None of this means that these political attacks will be successful, of course. Given the polling that has been done on this issue and the results of the 2012 Presidential election, as a matter of fact, it doesn’t seem that the American public really cares all that much about the “scandal” that the right believes surrounds what happened in Benghazi. It’s possible, however, that continued questions about the affair could serve to undercut her efforts to use her tenure as Secretary of State as a launching pad to the White House. In fact, it’s hard to actually come up with a list of things that Hillary Clinton accomplished as Secretary of State, something that the State Department’s own spokesperson discovered recently:
Did Hillary Clinton accomplish anything as secretary of State? That question is in the news at the moment because an Associated Press reporter asked something like it this week at a Foggy Bottom briefing and a State Department spokeswoman fumbled the response.

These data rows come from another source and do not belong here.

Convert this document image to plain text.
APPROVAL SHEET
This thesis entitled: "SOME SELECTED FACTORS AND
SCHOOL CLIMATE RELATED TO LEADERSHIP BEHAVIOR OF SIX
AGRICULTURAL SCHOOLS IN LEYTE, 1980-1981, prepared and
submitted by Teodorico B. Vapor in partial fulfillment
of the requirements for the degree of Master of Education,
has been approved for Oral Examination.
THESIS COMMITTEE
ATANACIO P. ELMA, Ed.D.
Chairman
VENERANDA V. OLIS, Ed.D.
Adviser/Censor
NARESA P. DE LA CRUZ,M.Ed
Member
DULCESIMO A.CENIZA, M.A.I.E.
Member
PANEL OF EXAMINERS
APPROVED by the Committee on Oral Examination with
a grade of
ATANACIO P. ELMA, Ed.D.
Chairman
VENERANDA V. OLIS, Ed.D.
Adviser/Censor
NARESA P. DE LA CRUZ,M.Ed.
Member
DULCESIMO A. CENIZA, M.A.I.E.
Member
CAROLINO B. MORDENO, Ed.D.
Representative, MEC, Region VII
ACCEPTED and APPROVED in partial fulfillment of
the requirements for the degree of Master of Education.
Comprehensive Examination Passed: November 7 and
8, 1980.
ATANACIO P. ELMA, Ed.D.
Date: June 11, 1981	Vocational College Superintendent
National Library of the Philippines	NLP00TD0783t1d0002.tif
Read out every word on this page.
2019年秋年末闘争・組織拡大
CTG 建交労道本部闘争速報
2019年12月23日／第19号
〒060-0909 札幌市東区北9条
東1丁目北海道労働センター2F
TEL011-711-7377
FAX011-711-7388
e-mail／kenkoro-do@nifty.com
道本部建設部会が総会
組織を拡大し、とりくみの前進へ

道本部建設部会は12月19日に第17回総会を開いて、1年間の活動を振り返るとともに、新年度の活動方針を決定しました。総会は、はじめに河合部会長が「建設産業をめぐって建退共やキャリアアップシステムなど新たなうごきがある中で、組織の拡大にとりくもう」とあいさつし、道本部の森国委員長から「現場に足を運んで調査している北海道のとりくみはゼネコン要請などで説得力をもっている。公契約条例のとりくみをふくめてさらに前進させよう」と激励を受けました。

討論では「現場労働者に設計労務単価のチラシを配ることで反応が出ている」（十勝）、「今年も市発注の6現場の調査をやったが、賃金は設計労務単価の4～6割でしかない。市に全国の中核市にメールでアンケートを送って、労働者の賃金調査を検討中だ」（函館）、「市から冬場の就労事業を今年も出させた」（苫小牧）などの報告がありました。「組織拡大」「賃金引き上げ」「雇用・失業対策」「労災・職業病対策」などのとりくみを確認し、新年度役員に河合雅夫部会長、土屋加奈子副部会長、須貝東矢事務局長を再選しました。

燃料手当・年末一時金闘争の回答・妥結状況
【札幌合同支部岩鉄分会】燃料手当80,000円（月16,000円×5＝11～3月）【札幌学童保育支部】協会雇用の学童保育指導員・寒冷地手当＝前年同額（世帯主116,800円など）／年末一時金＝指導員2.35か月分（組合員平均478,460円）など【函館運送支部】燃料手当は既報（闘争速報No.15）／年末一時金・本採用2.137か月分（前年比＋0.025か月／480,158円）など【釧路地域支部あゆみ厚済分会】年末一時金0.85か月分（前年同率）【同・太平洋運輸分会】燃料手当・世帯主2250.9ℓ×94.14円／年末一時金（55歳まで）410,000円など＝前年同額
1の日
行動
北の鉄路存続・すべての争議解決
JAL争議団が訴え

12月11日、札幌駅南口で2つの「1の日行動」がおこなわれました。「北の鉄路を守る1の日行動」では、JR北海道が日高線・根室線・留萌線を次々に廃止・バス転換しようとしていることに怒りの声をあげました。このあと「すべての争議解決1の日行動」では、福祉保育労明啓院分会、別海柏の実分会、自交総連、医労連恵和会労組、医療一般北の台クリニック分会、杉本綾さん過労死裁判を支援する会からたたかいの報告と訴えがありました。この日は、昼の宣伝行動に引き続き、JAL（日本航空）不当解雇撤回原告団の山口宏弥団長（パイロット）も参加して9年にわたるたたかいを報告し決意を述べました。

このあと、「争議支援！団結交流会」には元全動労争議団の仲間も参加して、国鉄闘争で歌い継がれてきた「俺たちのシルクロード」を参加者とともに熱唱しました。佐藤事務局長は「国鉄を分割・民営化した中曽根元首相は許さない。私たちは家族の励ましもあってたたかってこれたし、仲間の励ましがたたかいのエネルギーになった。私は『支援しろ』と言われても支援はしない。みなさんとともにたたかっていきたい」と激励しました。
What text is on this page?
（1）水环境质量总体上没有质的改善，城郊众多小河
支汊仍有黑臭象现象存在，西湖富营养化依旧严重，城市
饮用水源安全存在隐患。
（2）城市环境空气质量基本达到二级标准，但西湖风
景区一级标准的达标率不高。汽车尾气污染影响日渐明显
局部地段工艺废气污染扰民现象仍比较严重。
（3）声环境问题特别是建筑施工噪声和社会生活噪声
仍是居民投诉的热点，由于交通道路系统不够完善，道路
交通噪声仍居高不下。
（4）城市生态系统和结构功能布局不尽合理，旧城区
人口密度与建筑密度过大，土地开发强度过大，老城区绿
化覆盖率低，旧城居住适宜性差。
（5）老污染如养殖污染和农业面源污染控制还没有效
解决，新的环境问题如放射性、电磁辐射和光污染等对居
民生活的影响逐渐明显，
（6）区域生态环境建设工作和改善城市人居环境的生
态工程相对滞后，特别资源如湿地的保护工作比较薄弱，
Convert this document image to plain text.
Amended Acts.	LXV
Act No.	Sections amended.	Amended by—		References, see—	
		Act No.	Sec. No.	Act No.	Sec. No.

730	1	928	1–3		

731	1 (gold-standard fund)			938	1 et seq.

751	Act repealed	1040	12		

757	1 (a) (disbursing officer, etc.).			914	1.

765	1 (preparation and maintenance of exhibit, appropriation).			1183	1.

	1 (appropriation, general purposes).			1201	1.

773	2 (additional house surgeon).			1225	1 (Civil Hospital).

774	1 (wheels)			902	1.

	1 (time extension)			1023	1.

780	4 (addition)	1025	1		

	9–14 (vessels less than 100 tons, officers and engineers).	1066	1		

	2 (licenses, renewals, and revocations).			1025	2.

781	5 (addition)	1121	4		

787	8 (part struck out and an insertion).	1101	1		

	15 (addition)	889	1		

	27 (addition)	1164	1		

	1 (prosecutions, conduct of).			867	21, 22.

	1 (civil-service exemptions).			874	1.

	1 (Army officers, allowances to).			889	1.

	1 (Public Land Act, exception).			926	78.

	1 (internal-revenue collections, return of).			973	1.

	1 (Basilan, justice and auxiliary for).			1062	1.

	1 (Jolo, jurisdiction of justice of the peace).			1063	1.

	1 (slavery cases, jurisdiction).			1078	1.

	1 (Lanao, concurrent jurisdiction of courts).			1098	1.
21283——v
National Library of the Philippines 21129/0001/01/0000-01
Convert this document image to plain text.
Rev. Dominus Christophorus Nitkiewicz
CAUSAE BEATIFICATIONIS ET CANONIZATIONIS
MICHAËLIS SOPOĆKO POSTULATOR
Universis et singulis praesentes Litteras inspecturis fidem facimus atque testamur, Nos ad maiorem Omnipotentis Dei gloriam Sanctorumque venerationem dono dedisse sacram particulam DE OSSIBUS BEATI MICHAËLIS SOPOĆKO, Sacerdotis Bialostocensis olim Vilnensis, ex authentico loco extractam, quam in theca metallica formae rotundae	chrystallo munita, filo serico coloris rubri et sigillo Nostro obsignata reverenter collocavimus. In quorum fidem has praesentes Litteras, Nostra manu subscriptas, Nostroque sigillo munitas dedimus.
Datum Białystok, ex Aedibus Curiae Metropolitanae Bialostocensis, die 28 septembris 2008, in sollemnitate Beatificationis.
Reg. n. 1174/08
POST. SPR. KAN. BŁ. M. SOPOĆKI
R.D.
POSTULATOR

The specific subject was the Quadrennial Diplomacy and Development Review, a periodic reassessment of State Department organization that was a particular focus of Secretary Clinton. At Tuesday’s press briefing, spokeswoman Jen Psaki announced that the 2014 edition of the QDDR is now under way. So AP’s Matt Lee asked Ms. Psaki an obvious question: “Off the top of your head, can you identify one tangible achievement that the last QDDR resulted in?”
No, not really. She punted.
“I’m sure there are a range of things that were put into place that I’m not even aware of,” said Psaki.
By Wednesday other State Department officials had made Psaki aware of a number of things. She came to the daily briefing with a new answer, pointing out that the 2010 QDDR under Secretary Clinton had placed a greater emphasis on trade promotion, more fully integrated the concerns of women into the State policy framework, and established three new bureaus within the department, including a Bureau for Counterterrorism.
“I just wanted to highlight that as a follow-up,” she said
This exchange caused Byron York to wonder “ Will voters care if Clinton reorganized the Under Secretary for Economic Growth, Energy, and the Environment? Or will they be looking for something much, much bigger?”
That strikes me as a valid question. And, indeed, if Hillary does run primarily on her tenure at Foggy Bottom then one has to wonder what makes her more qualified to be President than any of the other potential Democratic candidate. More importantly, it makes her actions, or failures to act, in response to the events in Benghazi an entirely relevant line of inquiry on the part of her opponents in both the Primary and General Elections.